Messrs. Shand and Mason have made many improvements in the engines constructed subsequently to that above mentioned, and there seems to be but little doubt of steam fire-engines coming ex tensively into use.

A short time since Mr. Wellington Lee, of the firm of Lee and Larned of New York, imported an American steam fire-engine,

which was tried at Mr. Hodge's distillery, under Mr. Lee's superintendence. The boiler is constructed with a view to raising steam. rapidly, and in this it proved eminently successful.

An objection has been raised by some to horizontal pumps, on the ground that any grit in the water will settle upon and injure the lower part of the internal surface; but this has been contradicted, as some horizontal pumps which have been at work with foul water for some considerable time have remained uninjured. But it is certain that grit may be injurious under some circumstances, as was experimentally proved by Mr. Roberts, who caused a fire-engine to be worked with water containing a sediment, which was kept constantly stirred up while the experiment lasted, that is to say, for about twenty minutes, when it was found that the surface of the pump was much injured.

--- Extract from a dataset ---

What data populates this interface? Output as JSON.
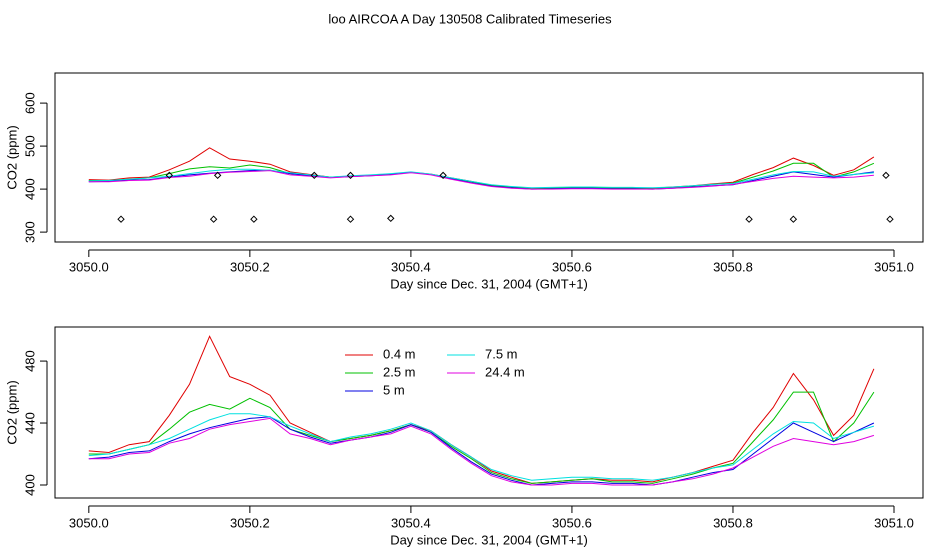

We have selected, as an example for illustration, a fire-engine of peculiar construction, manufactured by Messrs. Silsby, Mynderse, and Co., of New York. A side elevation is shown in Plate XXVIII.

It is furnished with an upright boiler of the multitubular description, containing three hundred one and a quarter inch tubes. In the lower part of the chimney is placed a fan or blower, which receives its motion from one of the hind wheels of the engine by means of a band, the object of which is to create a draught and raise the steam rapidly, while the engine is being drawn to the spot where its services are required. At the back part of the carriage and behind the boiler is fixed a rotary engine, constructed according to Holly's patent; which engine causes a shaft to rotate, the shaft passing nearly the entire length of the carriage and driving a pump constructed on the same principle as the engine, and fixed close behind the driver's seat in front of the chimney. Just below the boiler in front of the frame work, is fixed a rotary donkey engine and pump combined, similar in every respect to the main engine and pump, and intended to supply the boiler with water when the main engine is at work. An ordinary feed pump is geared by ordinary bevel wheels to the main shaft. The steampipe is seen proceeding from the top of the boiler in a curved form down to the rotary engine, and the exhaust pipe is seen passing from the boiler upwards to the funnel. The usual steam-whistle,

safety-valve, and other valves and gauges are applied to the boiler; the engine is supported by india-rubber springs. A heater is furnished to heat the feed water passing to the boiler. The weight of the engine is from two to two and a half tons, and it is said to be capable of throwing a one and a half inch stream of water to a distance of a hundred and seventy feet, when working at a pressure of about fifty pounds on the square inch.